Pahl's work expands and extends the oft-invoked conception of literacy as a "social practice." Through her research in neighborhoods, schools, and homes, she provides a persuasive and thoughtful exploration of the ways in which the daily reading and writing practices of people grow from - and perpetuate - specific histories, locations, and cultural contexts. She listens carefully to the stories people tell of their lived literacy experiences and, through theories of narrative and aesthetics, enriches our sense of how people encounter and imagine their identities and their communities. What's more, her use of participatory action research methodologies provides a compelling reminder of the need for researchers to collaborate with people in our communities to create knowledge and sustainable social change.
Bringing theories of material culture to literacy studies, Pahl shows us new ways of conceptualising and examining literacies in people's lives. Most importantly, perhaps, the book works ... as a 'provocation' or an 'alternate space of resistance', gently challenging the deficit assumptions about one town that underpin and are reinforced by statistics, and celebrating it as a creative, magical place of stories, textiles, singing, dancing, glitter and gold spangled elephants.

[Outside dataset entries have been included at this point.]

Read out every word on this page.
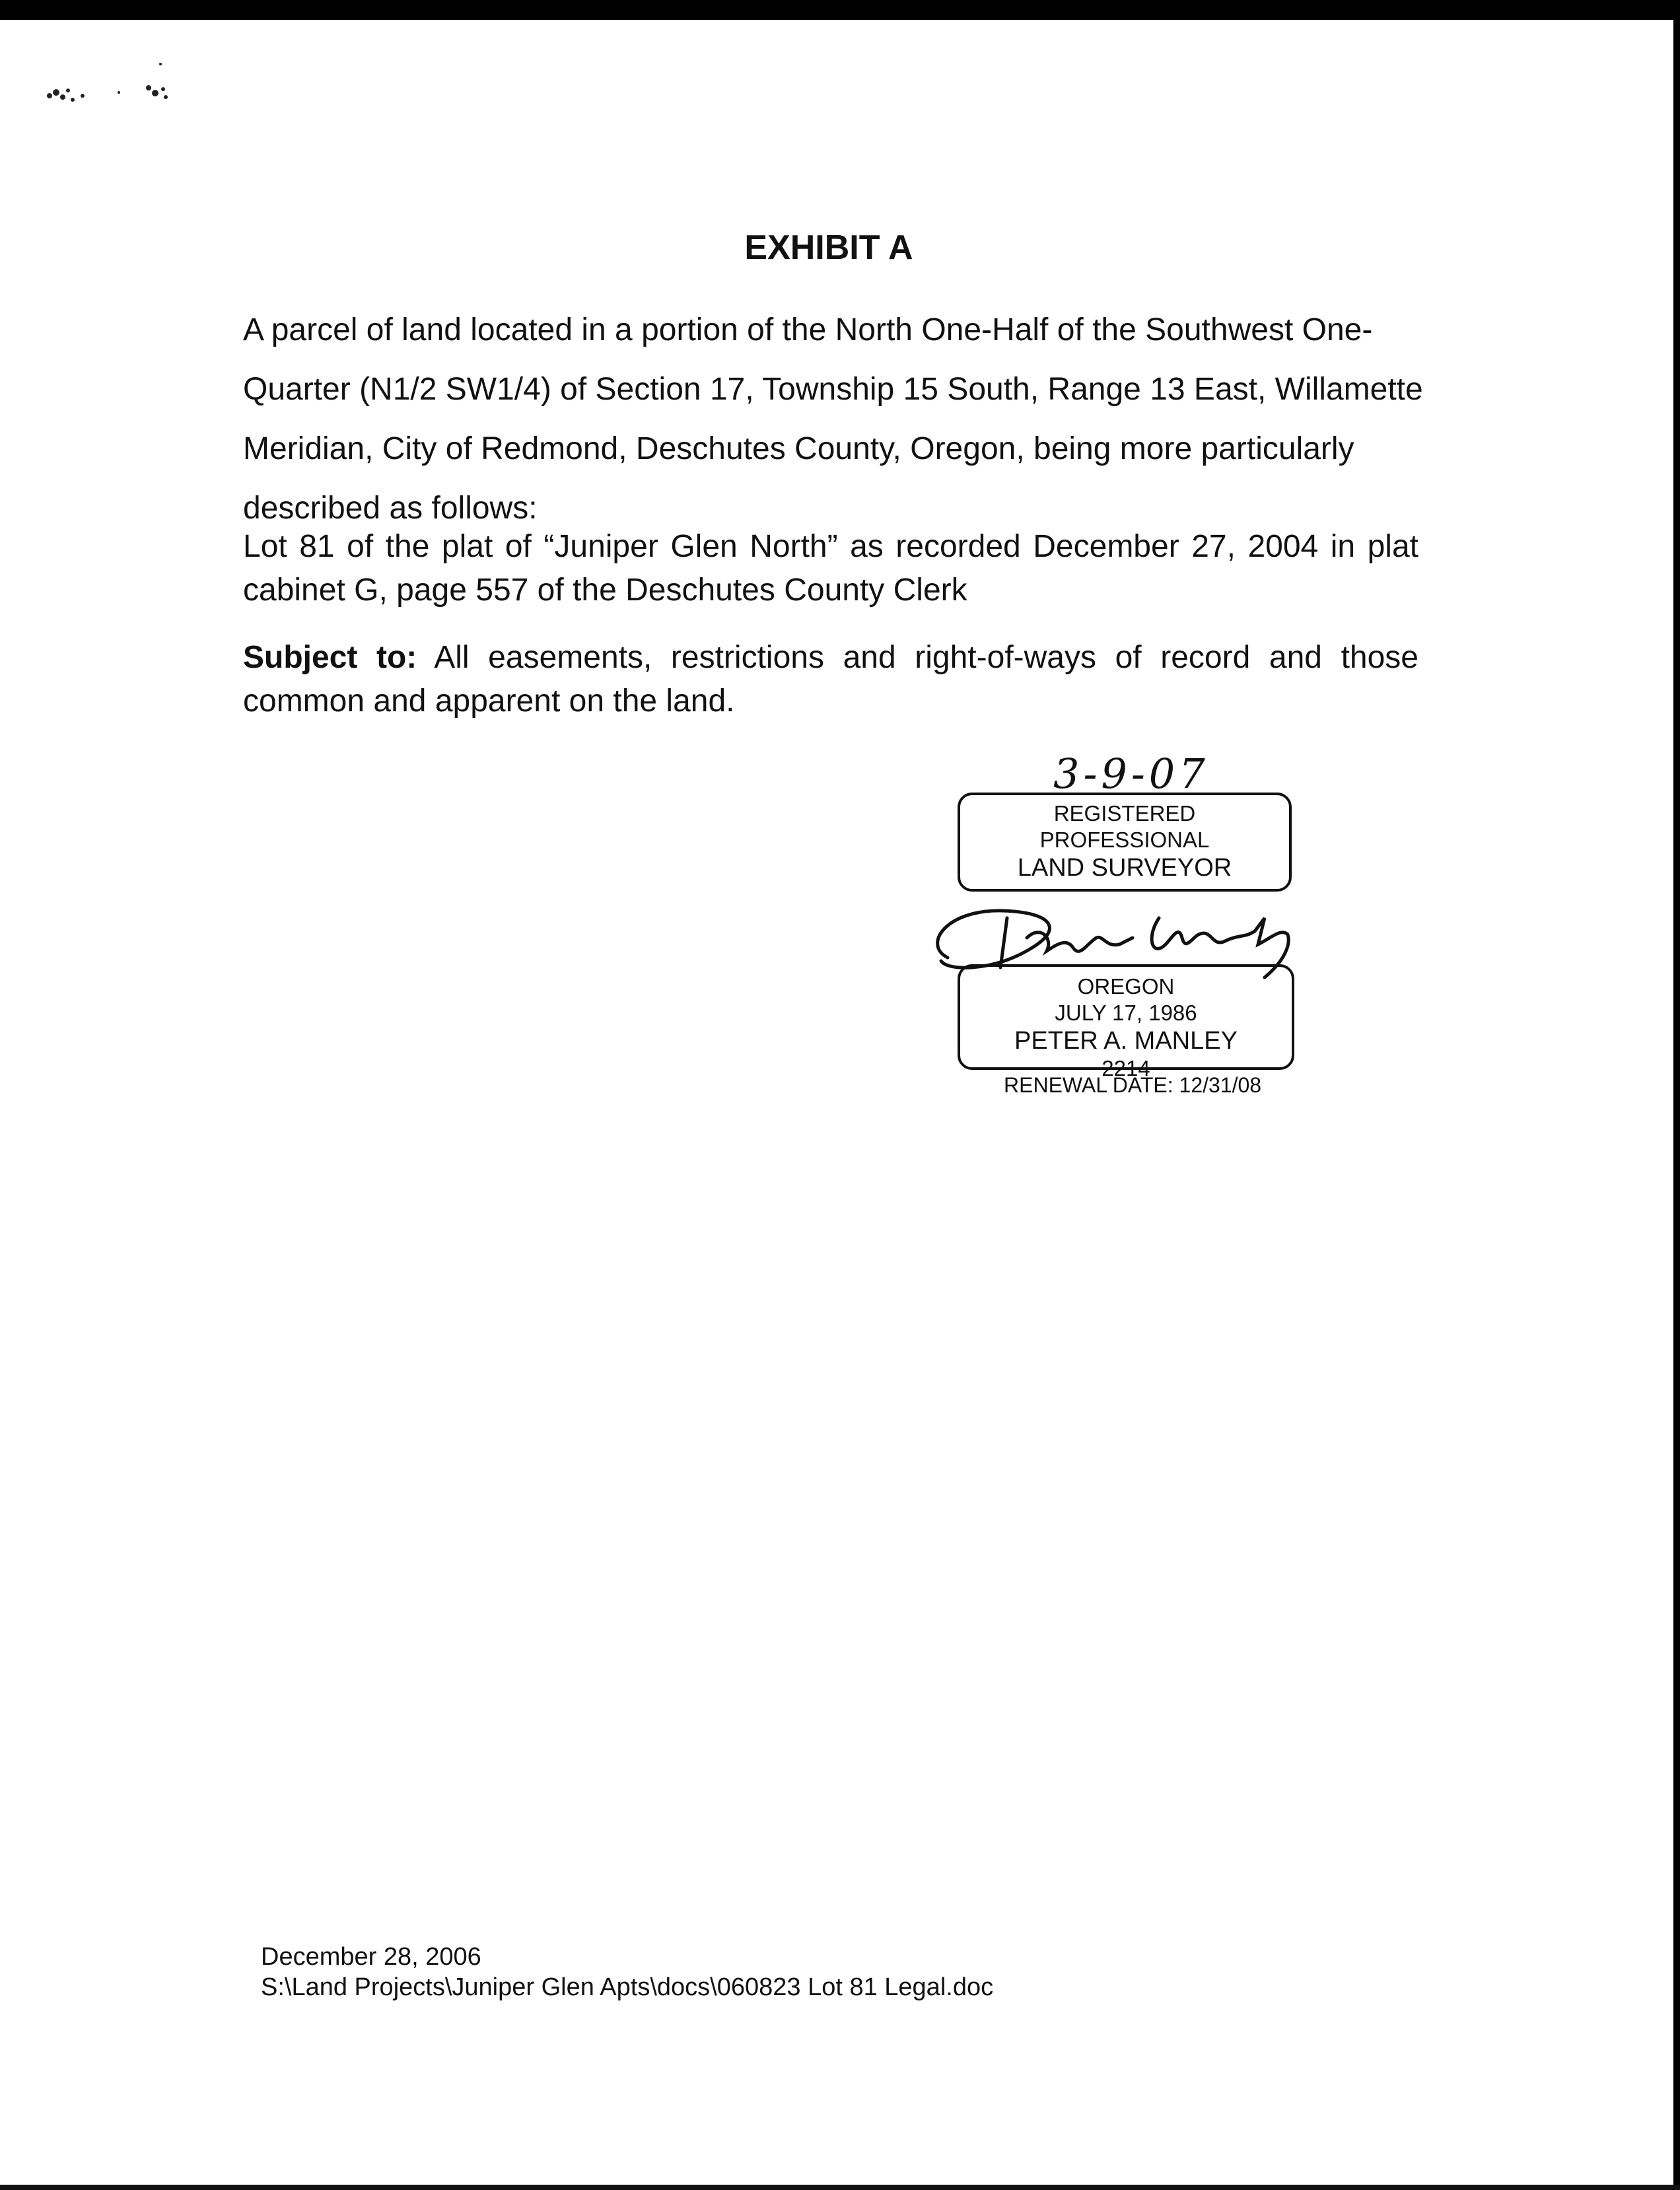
EXHIBIT A
A parcel of land located in a portion of the North One-Half of the Southwest One-Quarter (N1/2 SW1/4) of Section 17, Township 15 South, Range 13 East, Willamette Meridian, City of Redmond, Deschutes County, Oregon, being more particularly described as follows:
Lot 81 of the plat of “Juniper Glen North” as recorded December 27, 2004 in plat cabinet G, page 557 of the Deschutes County Clerk
Subject to: All easements, restrictions and right-of-ways of record and those common and apparent on the land.
3-9-07
REGISTERED
PROFESSIONAL
LAND SURVEYOR
OREGON
JULY 17, 1986
PETER A. MANLEY
2214
RENEWAL DATE: 12/31/08
December 28, 2006
S:\Land Projects\Juniper Glen Apts\docs\060823 Lot 81 Legal.doc
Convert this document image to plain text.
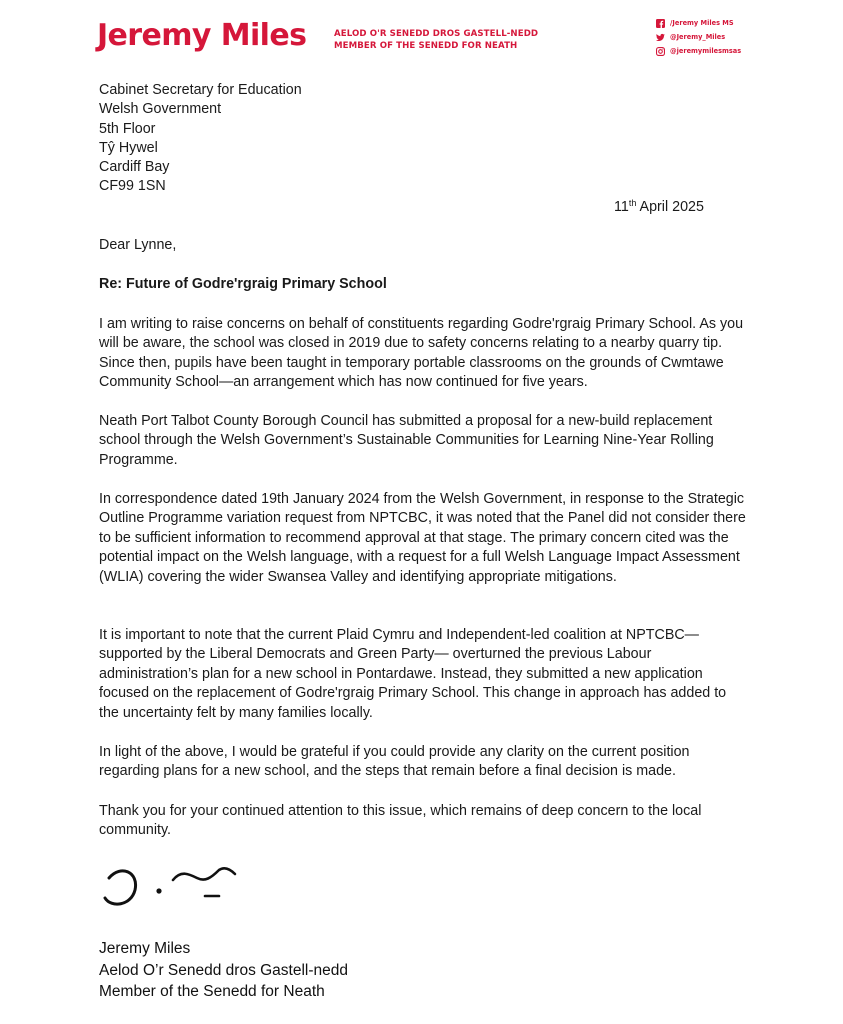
Jeremy Miles	AELOD O'R SENEDD DROS GASTELL-NEDD
MEMBER OF THE SENEDD FOR NEATH
/Jeremy Miles MS
@Jeremy_Miles
@jeremymilesmsas
Cabinet Secretary for Education
Welsh Government
5th Floor
Tŷ Hywel
Cardiff Bay
CF99 1SN
11th April 2025
Dear Lynne,
Re: Future of Godre'rgraig Primary School

I am writing to raise concerns on behalf of constituents regarding Godre'rgraig Primary School. As you will be aware, the school was closed in 2019 due to safety concerns relating to a nearby quarry tip. Since then, pupils have been taught in temporary portable classrooms on the grounds of Cwmtawe Community School—an arrangement which has now continued for five years.

Neath Port Talbot County Borough Council has submitted a proposal for a new-build replacement school through the Welsh Government’s Sustainable Communities for Learning Nine-Year Rolling Programme.

In correspondence dated 19th January 2024 from the Welsh Government, in response to the Strategic Outline Programme variation request from NPTCBC, it was noted that the Panel did not consider there to be sufficient information to recommend approval at that stage. The primary concern cited was the potential impact on the Welsh language, with a request for a full Welsh Language Impact Assessment (WLIA) covering the wider Swansea Valley and identifying appropriate mitigations.

It is important to note that the current Plaid Cymru and Independent-led coalition at NPTCBC—supported by the Liberal Democrats and Green Party— overturned the previous Labour administration’s plan for a new school in Pontardawe. Instead, they submitted a new application focused on the replacement of Godre'rgraig Primary School. This change in approach has added to the uncertainty felt by many families locally.

In light of the above, I would be grateful if you could provide any clarity on the current position regarding plans for a new school, and the steps that remain before a final decision is made.

Thank you for your continued attention to this issue, which remains of deep concern to the local community.

Jeremy Miles
Aelod O’r Senedd dros Gastell-nedd
Member of the Senedd for Neath
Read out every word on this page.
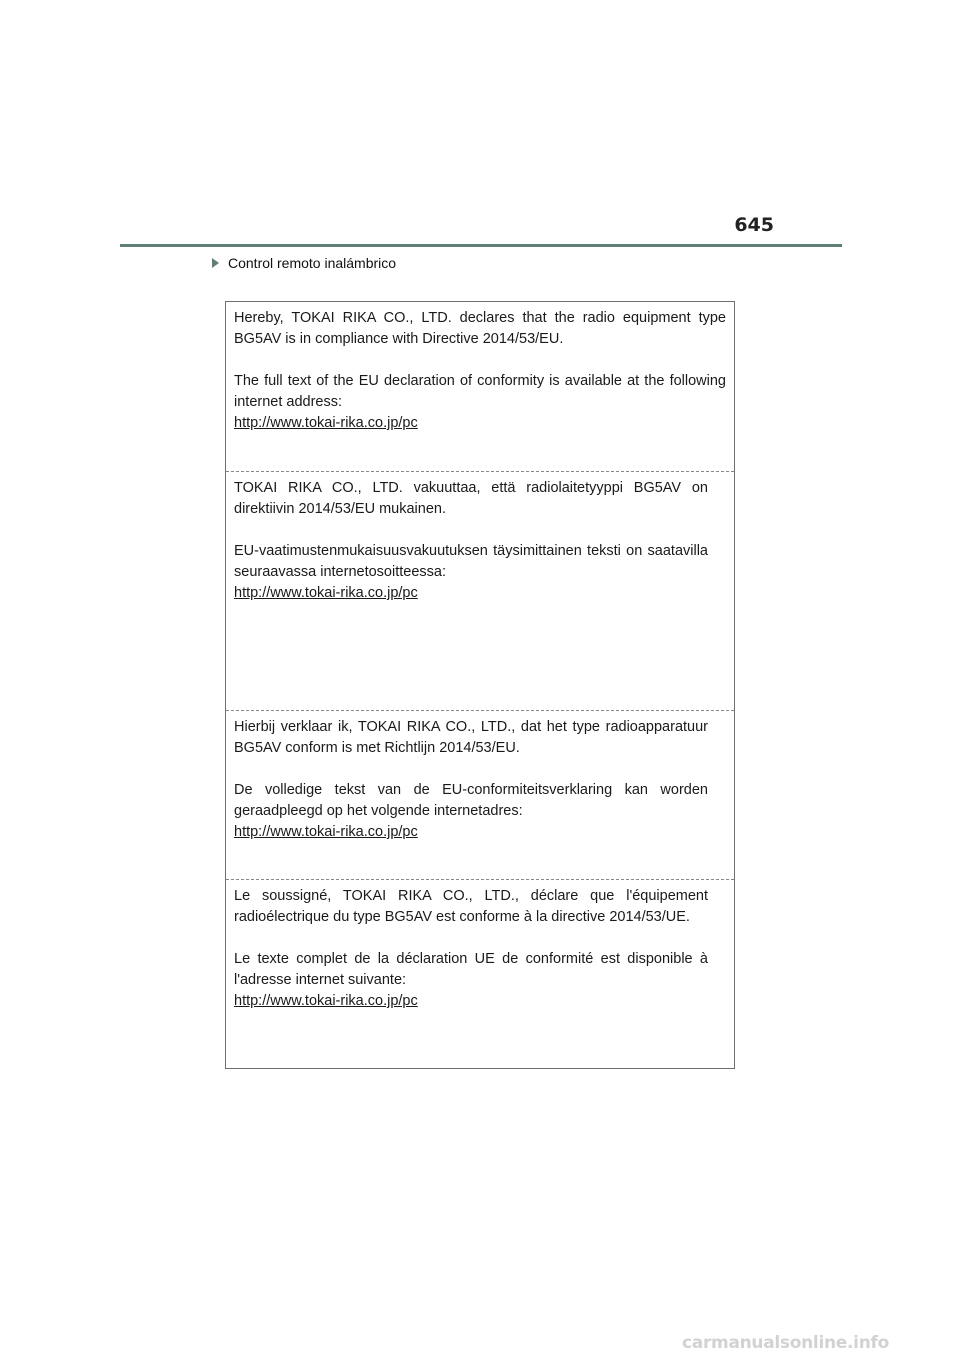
645
Control remoto inalámbrico

Hereby, TOKAI RIKA CO., LTD. declares that the radio equipment type BG5AV is in compliance with Directive 2014/53/EU.

The full text of the EU declaration of conformity is available at the following internet address:

http://www.tokai-rika.co.jp/pc

TOKAI RIKA CO., LTD. vakuuttaa, että radiolaitetyyppi BG5AV on direktiivin 2014/53/EU mukainen.

EU-vaatimustenmukaisuusvakuutuksen täysimittainen teksti on saatavilla seuraavassa internetosoitteessa:

http://www.tokai-rika.co.jp/pc

Hierbij verklaar ik, TOKAI RIKA CO., LTD., dat het type radioapparatuur BG5AV conform is met Richtlijn 2014/53/EU.

De volledige tekst van de EU-conformiteitsverklaring kan worden geraadpleegd op het volgende internetadres:

http://www.tokai-rika.co.jp/pc

Le soussigné, TOKAI RIKA CO., LTD., déclare que l'équipement radioélectrique du type BG5AV est conforme à la directive 2014/53/UE.

Le texte complet de la déclaration UE de conformité est disponible à l'adresse internet suivante:

http://www.tokai-rika.co.jp/pc
carmanualsonline.info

The localised, everyday examples provided here present literacies as inevitably inflected by broad social, economic and political movements, but also entwined with memory and hope. The book is a powerful response to those that seek to de-humanise people and places for political purposes.
Space. Materiality. Aesthetics. Narrative. Representation. Futures.Each word taken separately bears the potential for a lifetime of inquiry. Kate Pahl holds them together in the universe of literacy practices in Rotherham, a community in the United Kingdom where she has located her inquiry for the last several years. As an ethnographer, Pahl embodies a research praxis that that hums in the key of empathy and she crafts evocative narratives that animate often hidden or overlooked nuances of meaning making involved in everyday interactions as young people interact with their material worlds. She expands New Literacy Studies research by putting forth a rich taxonomy of literacies embedded within everyday objects, actions, practices, and texts that have community relationships at the center.Pahl invites us to cultivate a responsive orientation toward communities in which literacies are thriving in unexpected and sometimes unlikely places. This is a book for readers and writers, for researchers and practitioners, and for those who bear a commitment to research as being generative of new knowledge, broadened ways of knowing, and increased access to knowledge-making processes.
Pahl is a truly committed ethnographer in the finest tradition. To a deep engagement with community she brings an impressive grasp of theory and a storyteller's skill at conveying lives. Read this book to understand how literacy, in its most inclusive sense, is put to work in communities and to learn, through example, what it means to be an engaged literacy scholar.